I'm writing a regular expression to parse arguments in a fashion similar to shell arguments, with spaces and quoted strings as the delimiters, as well as backslash escaping. This seems to work on RegexPal:
(?:(["'])(?:\\(?:\\\\)?\1|\\\\|.)*?\1|(?:\\(?:\\\\)?\s|\\\\|\S)+)
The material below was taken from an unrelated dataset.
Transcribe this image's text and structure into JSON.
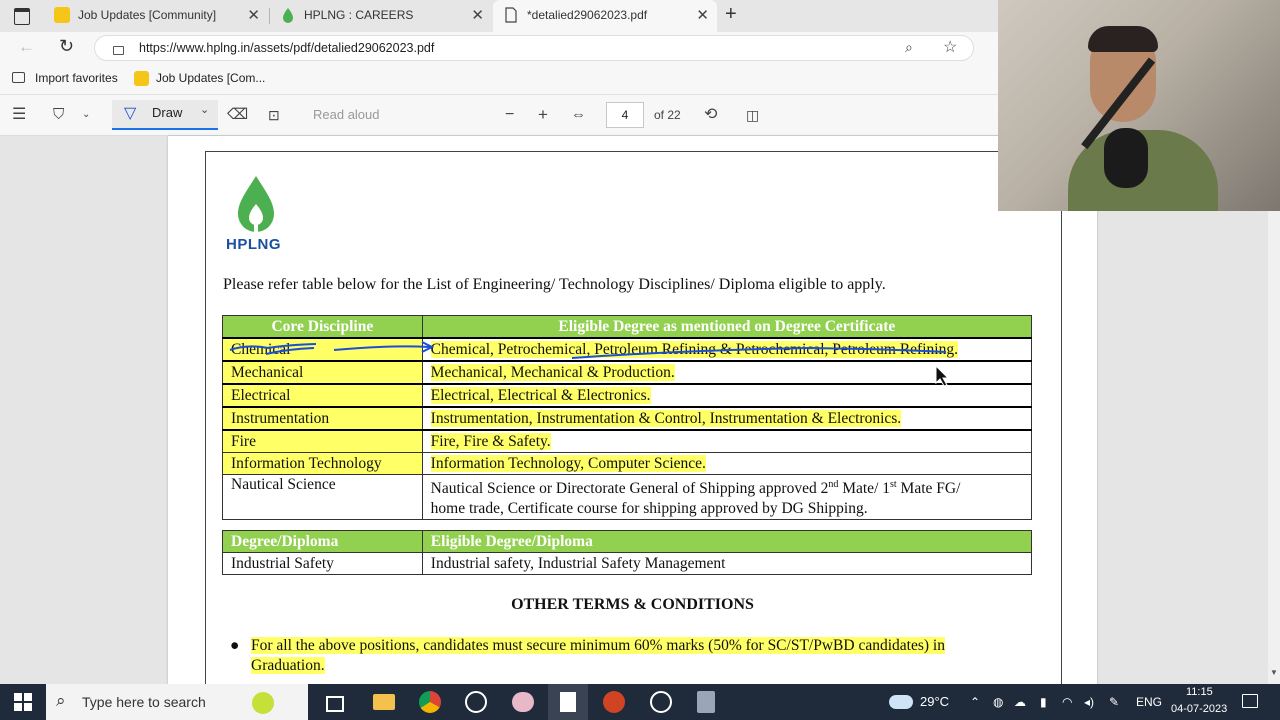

Here is a more readable version of that:
(?:(["'])(?: # Match a double or single quote followed by
\\(?:\\\\)?\1 # an odd number of backslashes, then the same quote
|\\\\ # or two backslashes
|. # or anything else
)*?\1 # any number of times (lazily) followed by the same quote,
|(?: # OR
\\(?:\\\\)?\s # an odd number of backslashes, then whitespace
|\\\\ # or two backslashes
|\S # or any non-whitespace
)+ # any number of times.
)
I've tried putting this into Python with re.findall, but the output is nonsense:
>>> re.findall(
... r"(?:([\"'])(?:\\(?:\\\\)?\1|\\\\|.)*?\1|(?:\\(?:\\\\)?\s|\\\\|\S)+)",
... r'the quick brown\ fox jumps "over the" lazy\\ dog')
['', '', '', '', '"', '', '']
RegexPal, on the other hand, shows the correct result:
[the] [quick] [brown\ fox] [jumps] ["over the"] [lazy\\] [dog]
Am I forgetting to format the pattern a certain way for Python? Or does Python interpret regex differently in some way? I have no idea why the only non-empty match would be a double-quote, and I've confirmed that the pattern itself works the way it should.